Je jetai un coup d'œil à la mezzanine. Les mots du sénateur sonnaient vrai, mais je ne pouvais pas risquer de le croire. Il fallait mener la mission à bien, j'essayai donc de gagner du temps.

- Les Améliorés, repris-je, c'est comme ça que vous nous appelez ?

- Parce que c'est ce que vous êtes, dit Reilly en haussant les épaules. Des êtres humains modifiés, rien de plus. Pas l'espèce nouvelle décrite par votre psychopathe de chef, ou cet autre monstre qui dirige les Revenants.

- Nous sommes tous des monstres, monsieur le sénateur.

- Peut-être n'est-il pas trop tard pour certains... Vous savez, j'ai une nièce de votre âge, mademoiselle Hill, et...

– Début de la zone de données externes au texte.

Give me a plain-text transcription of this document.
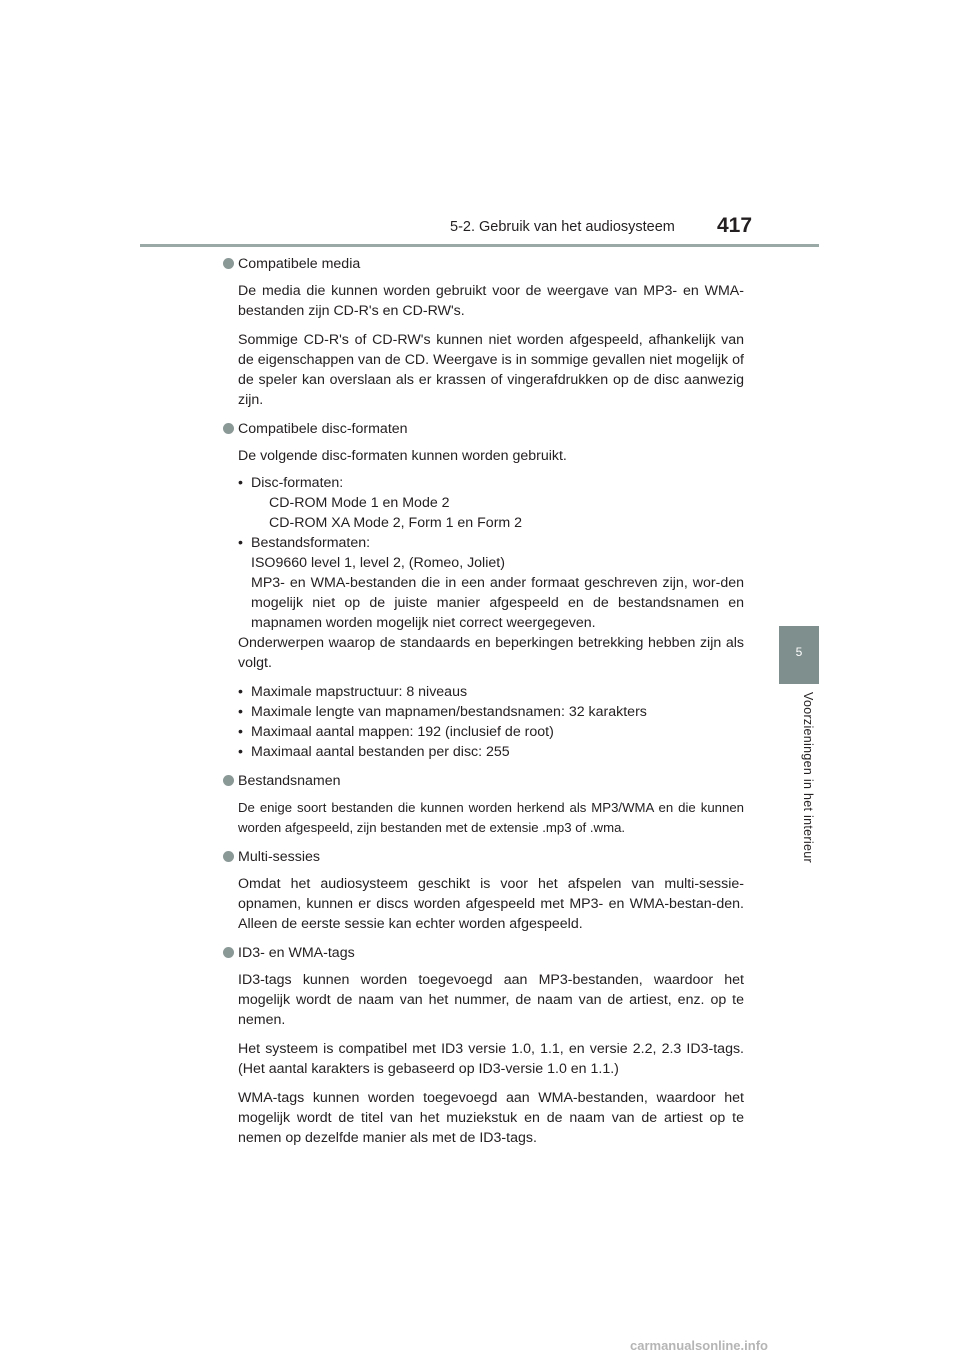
5-2. Gebruik van het audiosysteem 417
5
Voorzieningen in het interieur

Compatibele media

De media die kunnen worden gebruikt voor de weergave van MP3- en WMA-bestanden zijn CD-R's en CD-RW's.

Sommige CD-R's of CD-RW's kunnen niet worden afgespeeld, afhankelijk van de eigenschappen van de CD. Weergave is in sommige gevallen niet mogelijk of de speler kan overslaan als er krassen of vingerafdrukken op de disc aanwezig zijn.

Compatibele disc-formaten

De volgende disc-formaten kunnen worden gebruikt.

• Disc-formaten:
CD-ROM Mode 1 en Mode 2
CD-ROM XA Mode 2, Form 1 en Form 2
• Bestandsformaten:
ISO9660 level 1, level 2, (Romeo, Joliet)
MP3- en WMA-bestanden die in een ander formaat geschreven zijn, wor-den mogelijk niet op de juiste manier afgespeeld en de bestandsnamen en mapnamen worden mogelijk niet correct weergegeven.
Onderwerpen waarop de standaards en beperkingen betrekking hebben zijn als volgt.
• Maximale mapstructuur: 8 niveaus
• Maximale lengte van mapnamen/bestandsnamen: 32 karakters
• Maximaal aantal mappen: 192 (inclusief de root)
• Maximaal aantal bestanden per disc: 255

Bestandsnamen

De enige soort bestanden die kunnen worden herkend als MP3/WMA en die kunnen worden afgespeeld, zijn bestanden met de extensie .mp3 of .wma.

Multi-sessies

Omdat het audiosysteem geschikt is voor het afspelen van multi-sessie-opnamen, kunnen er discs worden afgespeeld met MP3- en WMA-bestan-den. Alleen de eerste sessie kan echter worden afgespeeld.

ID3- en WMA-tags

ID3-tags kunnen worden toegevoegd aan MP3-bestanden, waardoor het mogelijk wordt de naam van het nummer, de naam van de artiest, enz. op te nemen.

Het systeem is compatibel met ID3 versie 1.0, 1.1, en versie 2.2, 2.3 ID3-tags. (Het aantal karakters is gebaseerd op ID3-versie 1.0 en 1.1.)

WMA-tags kunnen worden toegevoegd aan WMA-bestanden, waardoor het mogelijk wordt de titel van het muziekstuk en de naam van de artiest op te nemen op dezelfde manier als met de ID3-tags.

carmanualsonline.info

- Je n'ai pas le temps d'écouter vos histoires personnelles, le coupai-je sèchement. Savez-vous quelque chose concernant le directeur Marx qui le lierait aux Revenants ?

Je devais connaître la vérité et comprendre pourquoi il nous avait envoyé dans ce merdier. Je raffermis ma prise sur les vêtements de Reilly, refusant de lui céder le moindre terrain. Il pouvait mentir ou dissimuler des choses, c'était certain. Voyant qu'il ne répondait pas, j'insistai :

- Je vous ai posé une question. Il y a une liste, une liste de noms, savez-vous de quoi il s'agit ? Où est-elle ?

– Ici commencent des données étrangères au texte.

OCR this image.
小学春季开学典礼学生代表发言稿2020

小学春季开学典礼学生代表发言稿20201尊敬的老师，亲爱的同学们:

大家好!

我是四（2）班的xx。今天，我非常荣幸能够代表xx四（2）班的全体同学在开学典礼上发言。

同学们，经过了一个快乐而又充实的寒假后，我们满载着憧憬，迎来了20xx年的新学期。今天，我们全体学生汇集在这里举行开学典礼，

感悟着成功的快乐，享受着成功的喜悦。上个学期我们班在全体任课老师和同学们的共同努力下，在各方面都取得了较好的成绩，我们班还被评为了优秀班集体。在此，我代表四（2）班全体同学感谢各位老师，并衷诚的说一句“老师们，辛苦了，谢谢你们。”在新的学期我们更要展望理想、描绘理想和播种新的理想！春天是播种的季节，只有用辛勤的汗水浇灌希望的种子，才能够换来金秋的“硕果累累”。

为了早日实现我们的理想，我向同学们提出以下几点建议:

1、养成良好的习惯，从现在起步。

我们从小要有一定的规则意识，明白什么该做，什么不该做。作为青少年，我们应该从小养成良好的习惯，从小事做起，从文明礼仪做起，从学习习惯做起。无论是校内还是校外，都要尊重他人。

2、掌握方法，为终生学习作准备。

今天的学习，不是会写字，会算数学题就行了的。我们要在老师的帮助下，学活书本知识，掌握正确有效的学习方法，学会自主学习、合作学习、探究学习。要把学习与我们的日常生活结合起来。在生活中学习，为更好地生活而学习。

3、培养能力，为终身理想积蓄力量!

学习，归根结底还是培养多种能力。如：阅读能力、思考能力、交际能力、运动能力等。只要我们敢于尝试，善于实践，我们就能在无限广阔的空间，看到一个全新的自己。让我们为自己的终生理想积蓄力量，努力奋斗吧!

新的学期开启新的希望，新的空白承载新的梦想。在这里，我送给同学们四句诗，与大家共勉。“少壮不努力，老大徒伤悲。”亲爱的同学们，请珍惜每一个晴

Gabin Reilly me dévisagea. Dans ses yeux, je vis la peur de mourir, l'indécision et une autre émotion que je n'identifiais pas. Et s'il était sincère ?

Brusquement, ses pupilles se dilatèrent et ses lèvres formulèrent un avertissement qui ne les franchit jamais. Une puissante vague de chaleur me projeta en avant, soufflée par l'explosion de la mezzanine.

***

Le nez rempli de la poussière ambiante, je me redressai, écrasant sous moi le sénateur Reilly que j'avais d'instinct recouvert de mon corps. Ma combinaison, heureusement ignifugée, m'avait bien protégée, ce qui n'était pas le cas du costume de Reilly, brûlé et déchiré en plusieurs endroits. Allongé sur le dos, il respirait faiblement, un long morceau de bois enfoncé entre les côtes.

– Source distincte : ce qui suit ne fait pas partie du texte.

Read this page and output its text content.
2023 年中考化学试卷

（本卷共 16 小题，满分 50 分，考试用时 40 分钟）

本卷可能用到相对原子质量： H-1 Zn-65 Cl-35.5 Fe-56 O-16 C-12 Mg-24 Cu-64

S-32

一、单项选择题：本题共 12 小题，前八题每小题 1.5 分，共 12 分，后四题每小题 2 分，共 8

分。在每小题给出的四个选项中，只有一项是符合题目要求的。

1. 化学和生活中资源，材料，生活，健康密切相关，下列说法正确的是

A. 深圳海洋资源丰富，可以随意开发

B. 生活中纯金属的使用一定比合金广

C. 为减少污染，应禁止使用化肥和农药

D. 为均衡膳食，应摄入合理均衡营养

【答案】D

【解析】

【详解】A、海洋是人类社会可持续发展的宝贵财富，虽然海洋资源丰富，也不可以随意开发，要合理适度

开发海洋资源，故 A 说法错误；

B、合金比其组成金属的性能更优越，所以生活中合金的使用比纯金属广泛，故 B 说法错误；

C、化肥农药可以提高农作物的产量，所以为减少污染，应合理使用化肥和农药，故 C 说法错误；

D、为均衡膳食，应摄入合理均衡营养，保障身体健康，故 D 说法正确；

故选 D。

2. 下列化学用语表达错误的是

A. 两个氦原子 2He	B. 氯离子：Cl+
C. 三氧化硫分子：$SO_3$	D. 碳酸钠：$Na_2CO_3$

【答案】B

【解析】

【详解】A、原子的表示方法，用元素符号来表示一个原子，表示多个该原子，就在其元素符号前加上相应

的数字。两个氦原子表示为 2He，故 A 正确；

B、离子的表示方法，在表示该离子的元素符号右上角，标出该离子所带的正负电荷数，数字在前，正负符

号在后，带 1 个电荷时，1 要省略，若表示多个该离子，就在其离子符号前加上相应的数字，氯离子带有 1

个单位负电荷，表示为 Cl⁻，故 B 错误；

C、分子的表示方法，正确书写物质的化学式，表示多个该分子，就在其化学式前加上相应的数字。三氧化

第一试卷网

Quelqu'un avait provoqué l'explosion, mais de quel camp était-il et qui visait-il ? Mes oreilles bourdonnantes perçurent des cris et des bruits de débris que l'on déplace.

- Putain, Hubbel, on avait dit pas d'explosifs, grommela quelqu'un.

Je toussai et m'apprêtai à me remettre sur mes jambes, le front dégoulinant de sang quand une main me tordit le bras en arrière.

- C'est toi ! C'est toi, je vais te tuer.

Un GEN roux et couturé de plaies dues à l'explosion au visage me mis debout en me tirant par les cheveux. Encore un peu sonnée, je ne résistai pas.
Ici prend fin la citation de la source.